Nevertheless, this case and its outcome highlights the penalty of default and raises the intriguing possibility that there could have been an explanation that would have rebutted the claim of abusive registration. (A similar possibility for an explanation of good faith arose in the forfeiture of <imi.com>, an award which is presently being challenged in federal court under the Anticybersquatting Consumer Protection Act).

Not all typographic mistakes that rights holders claim as abusive registrations are what they believe them to be. Some domain name holders specialize in misspelling dictionary words. Two examples are <natiional.com>, Vanguard Trademark Holdings USA LLC v. Administrator, Domain / Vertical Axis, Inc., FA110400 1383694 (Forum May 31, 2011) and <cedit.com> (intended misspelling of “credit”,

Florim Ceramiche S.p.A. v. Domain Hostmaster, Customer ID: 24391572426632, Whois Privacy Services Pty LTD / Domain Administrato, Vertical Axis Inc.,

D2015-2085 (WIPO February 11, 2016).

In Vanguard Trademark Holdings, Complainant alleges that <natiional.com> is cybersquatting NATIONAL CAR RENTAL. The Panel disagreed: “[A] respondent is free to register a domain name consisting of misspelling of common terms where there is little or no other evidence of the elements of ‘bad faith.’” The Panel held:

The word “national” is common and generic, and therefore, Complainant does not have an exclusive monopoly on the term on the Internet. It, therefore, has no exclusive right to a misspelling, “natiional.”

In Florim Ceramiche, the Panel held that

The Respondent indeed appears to have registered hundreds of generic dictionary term domain names and numerous domain names incorporating typographical variations of English dictionary words. To substantiate its claim, the Respondent has listed in its Response 20 domain names incorporating the term “credit” and 10 domain names incorporating typographical variations of dictionary words.
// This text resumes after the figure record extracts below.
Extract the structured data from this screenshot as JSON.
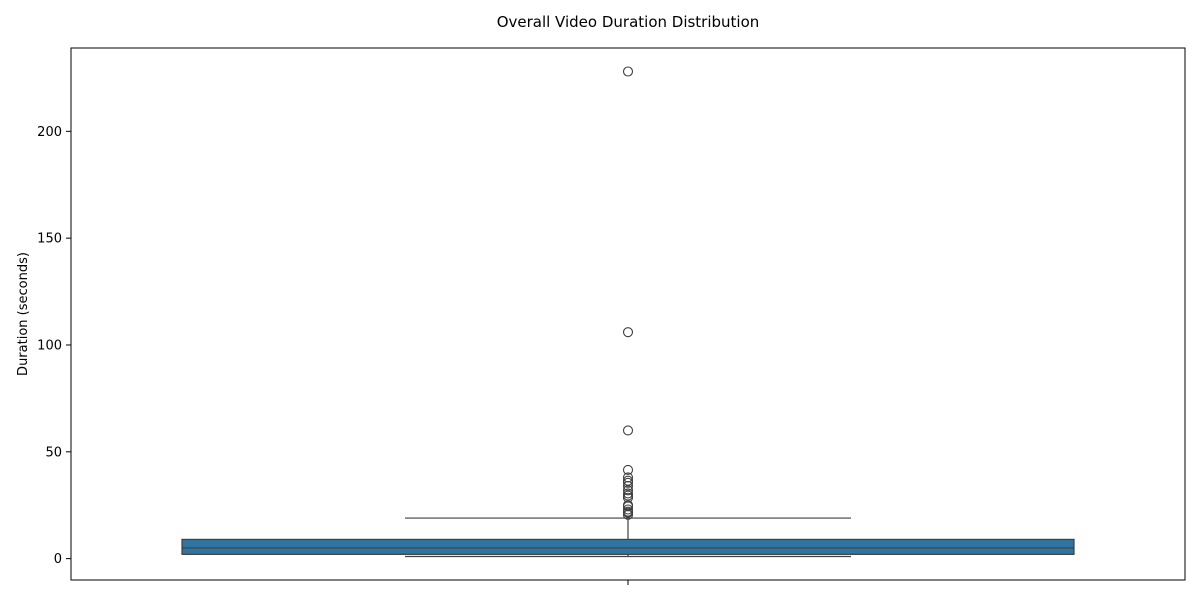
{
  "chart_data": {
    "type": "box",
    "title": "Overall Video Duration Distribution",
    "xlabel": "",
    "ylabel": "Duration (seconds)",
    "ylim": [
      -10,
      239
    ],
    "yticks": [
      0,
      50,
      100,
      150,
      200
    ],
    "grid": false,
    "legend": "none",
    "box": {
      "whisker_low": 1,
      "q1": 2,
      "median": 5,
      "q3": 9,
      "whisker_high": 19,
      "fill_color": "#3274a1",
      "line_color": "#3f3f3f"
    },
    "outliers": [
      20.5,
      21.5,
      22,
      23,
      24.5,
      25,
      28.5,
      29.5,
      30.5,
      32,
      34,
      35.5,
      36.5,
      38,
      41.5,
      60,
      106,
      228
    ]
  }
}
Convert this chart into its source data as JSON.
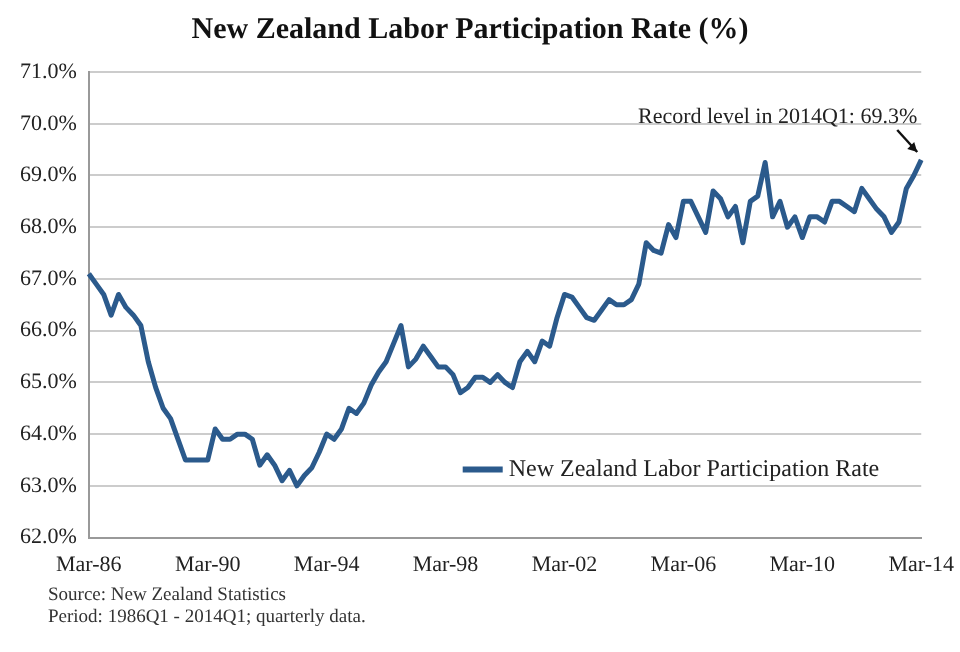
{
  "chart_data": {
    "type": "line",
    "title": "New Zealand Labor Participation Rate (%)",
    "categories": [
      "Mar-86",
      null,
      null,
      null,
      null,
      null,
      null,
      null,
      null,
      null,
      null,
      null,
      null,
      null,
      null,
      null,
      "Mar-90",
      null,
      null,
      null,
      null,
      null,
      null,
      null,
      null,
      null,
      null,
      null,
      null,
      null,
      null,
      null,
      "Mar-94",
      null,
      null,
      null,
      null,
      null,
      null,
      null,
      null,
      null,
      null,
      null,
      null,
      null,
      null,
      null,
      "Mar-98",
      null,
      null,
      null,
      null,
      null,
      null,
      null,
      null,
      null,
      null,
      null,
      null,
      null,
      null,
      null,
      "Mar-02",
      null,
      null,
      null,
      null,
      null,
      null,
      null,
      null,
      null,
      null,
      null,
      null,
      null,
      null,
      null,
      "Mar-06",
      null,
      null,
      null,
      null,
      null,
      null,
      null,
      null,
      null,
      null,
      null,
      null,
      null,
      null,
      null,
      "Mar-10",
      null,
      null,
      null,
      null,
      null,
      null,
      null,
      null,
      null,
      null,
      null,
      null,
      null,
      null,
      null,
      "Mar-14"
    ],
    "series": [
      {
        "name": "New Zealand Labor Participation Rate",
        "color": "#2b5a8c",
        "values": [
          67.1,
          66.9,
          66.7,
          66.3,
          66.7,
          66.45,
          66.3,
          66.1,
          65.4,
          64.9,
          64.5,
          64.3,
          63.9,
          63.5,
          63.5,
          63.5,
          63.5,
          64.1,
          63.9,
          63.9,
          64.0,
          64.0,
          63.9,
          63.4,
          63.6,
          63.4,
          63.1,
          63.3,
          63.0,
          63.2,
          63.35,
          63.65,
          64.0,
          63.9,
          64.1,
          64.5,
          64.4,
          64.6,
          64.95,
          65.2,
          65.4,
          65.75,
          66.1,
          65.3,
          65.45,
          65.7,
          65.5,
          65.3,
          65.3,
          65.15,
          64.8,
          64.9,
          65.1,
          65.1,
          65.0,
          65.15,
          65.0,
          64.9,
          65.4,
          65.6,
          65.4,
          65.8,
          65.7,
          66.25,
          66.7,
          66.65,
          66.45,
          66.25,
          66.2,
          66.4,
          66.6,
          66.5,
          66.5,
          66.6,
          66.9,
          67.7,
          67.55,
          67.5,
          68.05,
          67.8,
          68.5,
          68.5,
          68.2,
          67.9,
          68.7,
          68.55,
          68.2,
          68.4,
          67.7,
          68.5,
          68.6,
          69.25,
          68.2,
          68.5,
          68.0,
          68.2,
          67.8,
          68.2,
          68.2,
          68.1,
          68.5,
          68.5,
          68.4,
          68.3,
          68.75,
          68.55,
          68.35,
          68.2,
          67.9,
          68.1,
          68.75,
          69.0,
          69.3
        ]
      }
    ],
    "ylim": [
      62,
      71
    ],
    "yticks": [
      {
        "value": 62,
        "label": "62.0%"
      },
      {
        "value": 63,
        "label": "63.0%"
      },
      {
        "value": 64,
        "label": "64.0%"
      },
      {
        "value": 65,
        "label": "65.0%"
      },
      {
        "value": 66,
        "label": "66.0%"
      },
      {
        "value": 67,
        "label": "67.0%"
      },
      {
        "value": 68,
        "label": "68.0%"
      },
      {
        "value": 69,
        "label": "69.0%"
      },
      {
        "value": 70,
        "label": "70.0%"
      },
      {
        "value": 71,
        "label": "71.0%"
      }
    ],
    "grid": "y",
    "legend": "bottom right",
    "marker": "none",
    "annotations": [
      {
        "text": "Record level in 2014Q1: 69.3%",
        "x": "Mar-14",
        "y": 69.3
      },
      "Source: New Zealand Statistics",
      "Period: 1986Q1 - 2014Q1; quarterly data."
    ]
  }
}
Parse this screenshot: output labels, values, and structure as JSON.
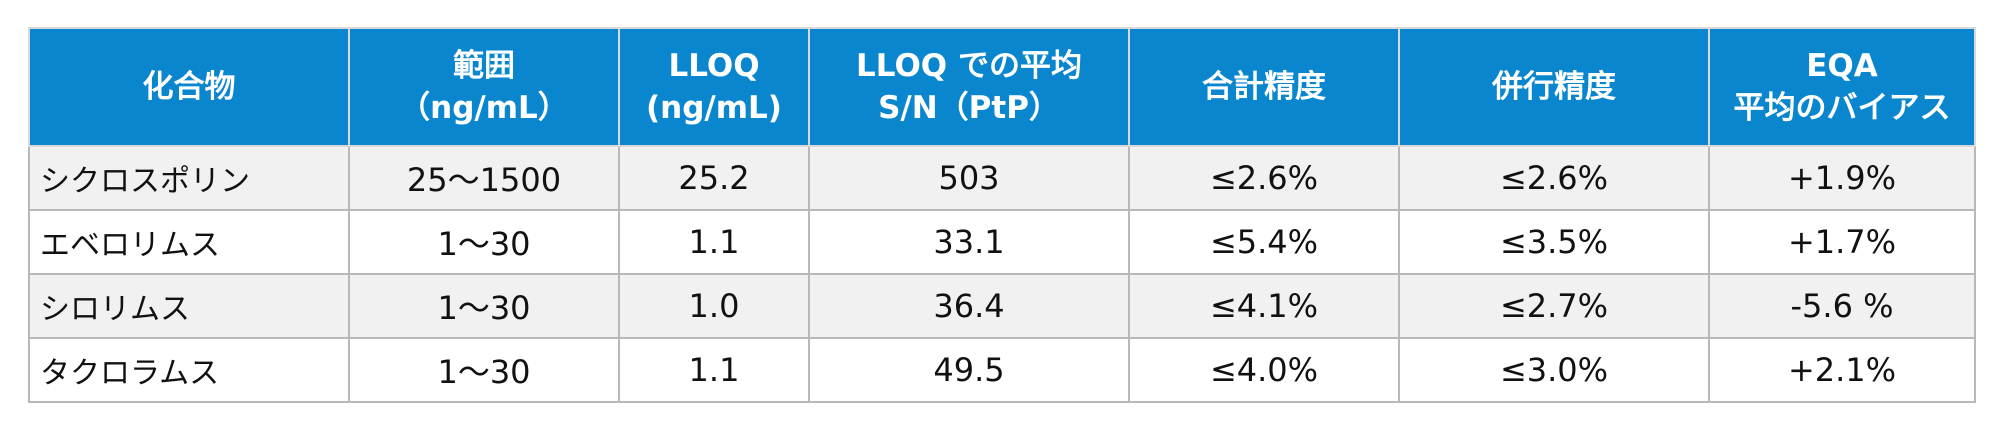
{
  "table": {
    "headers": [
      [
        "化合物"
      ],
      [
        "範囲",
        "（ng/mL）"
      ],
      [
        "LLOQ",
        "(ng/mL)"
      ],
      [
        "LLOQ での平均",
        "S/N（PtP）"
      ],
      [
        "合計精度"
      ],
      [
        "併行精度"
      ],
      [
        "EQA",
        "平均のバイアス"
      ]
    ],
    "rows": [
      [
        "シクロスポリン",
        "25～1500",
        "25.2",
        "503",
        "≤2.6%",
        "≤2.6%",
        "+1.9%"
      ],
      [
        "エベロリムス",
        "1～30",
        "1.1",
        "33.1",
        "≤5.4%",
        "≤3.5%",
        "+1.7%"
      ],
      [
        "シロリムス",
        "1～30",
        "1.0",
        "36.4",
        "≤4.1%",
        "≤2.7%",
        "-5.6 %"
      ],
      [
        "タクロラムス",
        "1～30",
        "1.1",
        "49.5",
        "≤4.0%",
        "≤3.0%",
        "+2.1%"
      ]
    ]
  },
  "colors": {
    "header_bg": "#0a86cf",
    "header_text": "#ffffff",
    "stripe": "#f1f1f1",
    "border": "#b8b8b8"
  }
}
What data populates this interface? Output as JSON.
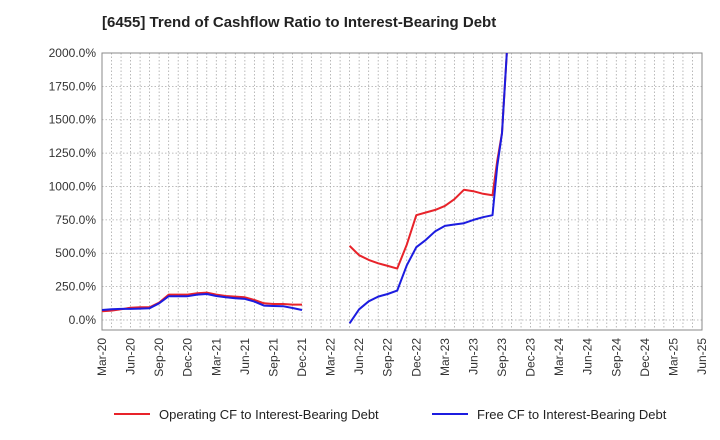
{
  "title": "[6455]  Trend of Cashflow Ratio to Interest-Bearing Debt",
  "chart_data": {
    "type": "line",
    "title": "[6455]  Trend of Cashflow Ratio to Interest-Bearing Debt",
    "xlabel": "",
    "ylabel": "",
    "ylim": [
      -75,
      2000
    ],
    "y_ticks": [
      "0.0%",
      "250.0%",
      "500.0%",
      "750.0%",
      "1000.0%",
      "1250.0%",
      "1500.0%",
      "1750.0%",
      "2000.0%"
    ],
    "y_tick_values": [
      0,
      250,
      500,
      750,
      1000,
      1250,
      1500,
      1750,
      2000
    ],
    "x_ticks": [
      "Mar-20",
      "Jun-20",
      "Sep-20",
      "Dec-20",
      "Mar-21",
      "Jun-21",
      "Sep-21",
      "Dec-21",
      "Mar-22",
      "Jun-22",
      "Sep-22",
      "Dec-22",
      "Mar-23",
      "Jun-23",
      "Sep-23",
      "Dec-23",
      "Mar-24",
      "Jun-24",
      "Sep-24",
      "Dec-24",
      "Mar-25",
      "Jun-25"
    ],
    "grid": true,
    "legend_position": "bottom",
    "series": [
      {
        "name": "Operating CF to Interest-Bearing Debt",
        "color": "#e8232a",
        "points": [
          [
            0,
            65
          ],
          [
            1,
            70
          ],
          [
            2,
            80
          ],
          [
            3,
            92
          ],
          [
            4,
            95
          ],
          [
            5,
            95
          ],
          [
            6,
            130
          ],
          [
            7,
            190
          ],
          [
            8,
            190
          ],
          [
            9,
            190
          ],
          [
            10,
            200
          ],
          [
            11,
            205
          ],
          [
            12,
            190
          ],
          [
            13,
            180
          ],
          [
            14,
            175
          ],
          [
            15,
            170
          ],
          [
            16,
            150
          ],
          [
            17,
            125
          ],
          [
            18,
            120
          ],
          [
            19,
            120
          ],
          [
            20,
            115
          ],
          [
            21,
            115
          ],
          null,
          [
            26,
            555
          ],
          [
            27,
            485
          ],
          [
            28,
            450
          ],
          [
            29,
            425
          ],
          [
            30,
            405
          ],
          [
            31,
            385
          ],
          [
            32,
            565
          ],
          [
            33,
            785
          ],
          [
            34,
            805
          ],
          [
            35,
            825
          ],
          [
            36,
            855
          ],
          [
            37,
            905
          ],
          [
            38,
            975
          ],
          [
            39,
            965
          ],
          [
            40,
            945
          ],
          [
            41,
            935
          ],
          [
            41.5,
            1190
          ],
          [
            42,
            1400
          ],
          [
            42.5,
            2000
          ]
        ]
      },
      {
        "name": "Free CF to Interest-Bearing Debt",
        "color": "#1c1ce0",
        "points": [
          [
            0,
            75
          ],
          [
            1,
            80
          ],
          [
            2,
            83
          ],
          [
            3,
            83
          ],
          [
            4,
            85
          ],
          [
            5,
            88
          ],
          [
            6,
            125
          ],
          [
            7,
            178
          ],
          [
            8,
            178
          ],
          [
            9,
            178
          ],
          [
            10,
            190
          ],
          [
            11,
            195
          ],
          [
            12,
            180
          ],
          [
            13,
            170
          ],
          [
            14,
            163
          ],
          [
            15,
            158
          ],
          [
            16,
            138
          ],
          [
            17,
            108
          ],
          [
            18,
            105
          ],
          [
            19,
            103
          ],
          [
            20,
            90
          ],
          [
            21,
            75
          ],
          null,
          [
            26,
            -25
          ],
          [
            27,
            80
          ],
          [
            28,
            140
          ],
          [
            29,
            175
          ],
          [
            30,
            195
          ],
          [
            31,
            220
          ],
          [
            32,
            410
          ],
          [
            33,
            545
          ],
          [
            34,
            600
          ],
          [
            35,
            665
          ],
          [
            36,
            705
          ],
          [
            37,
            715
          ],
          [
            38,
            725
          ],
          [
            39,
            750
          ],
          [
            40,
            770
          ],
          [
            41,
            785
          ],
          [
            41.5,
            1150
          ],
          [
            42,
            1400
          ],
          [
            42.5,
            2000
          ]
        ]
      }
    ]
  }
}
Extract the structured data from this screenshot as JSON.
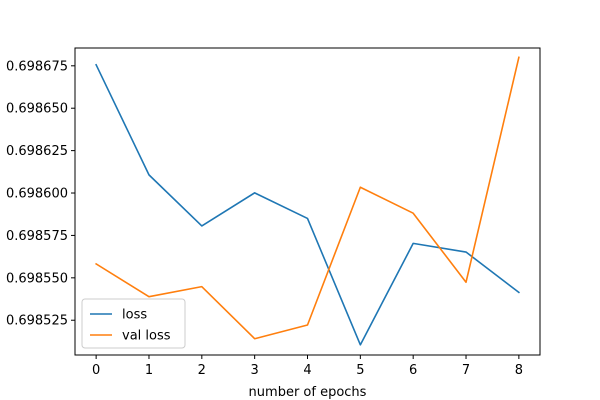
{
  "chart_data": {
    "type": "line",
    "title": "",
    "xlabel": "number of epochs",
    "ylabel": "",
    "x": [
      0,
      1,
      2,
      3,
      4,
      5,
      6,
      7,
      8
    ],
    "xlim": [
      -0.4,
      8.4
    ],
    "ylim": [
      0.6985045,
      0.6986855
    ],
    "xticks": [
      0,
      1,
      2,
      3,
      4,
      5,
      6,
      7,
      8
    ],
    "yticks": [
      0.698525,
      0.69855,
      0.698575,
      0.6986,
      0.698625,
      0.69865,
      0.698675
    ],
    "ytick_labels": [
      "0.698525",
      "0.698550",
      "0.698575",
      "0.698600",
      "0.698625",
      "0.698650",
      "0.698675"
    ],
    "grid": false,
    "legend_position": "lower-left",
    "series": [
      {
        "name": "loss",
        "color": "#1f77b4",
        "values": [
          0.6986756,
          0.6986107,
          0.6985806,
          0.6986001,
          0.698585,
          0.6985105,
          0.6985703,
          0.6985652,
          0.6985414
        ]
      },
      {
        "name": "val loss",
        "color": "#ff7f0e",
        "values": [
          0.6985582,
          0.6985389,
          0.6985448,
          0.6985141,
          0.6985222,
          0.6986034,
          0.6985881,
          0.6985474,
          0.69868
        ]
      }
    ]
  }
}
In all cybersquatting disputes, the appearance of bad faith must be tested against facts that establish the actuality of abusive registration. If there is no persuasive targeting of complainant’s mark the claim must fail. Credibility is more obviously a factor for respondent; it must explain its choice. In Florim Ceramiche, for example, Respondent showed that it held numerous misspellings in its portfolio; in Medium, Respondent failed to explain its misspelling. As a general rule, the stronger the mark the likelier the domain name is intentionally targeting it even if knowledge of the mark is denied. As marks descend the classification scale, the likelier the registration is lawful, with this proviso that even with weak marks it cannot be ruled out that allegations of typosquatting come with a strong tailwind of plausibility and are likely to favor complainant. This is because seemingly miss-typed words suggest actual knowledge of the mark and unless persuasively rebutted the domain names will be canceled or transferred to the complainant. As with cybersquatting, where there is no persuasive use for the domain name that would not be infringing then the ineluctable conclusion is the registrant’s purpose is to deceive.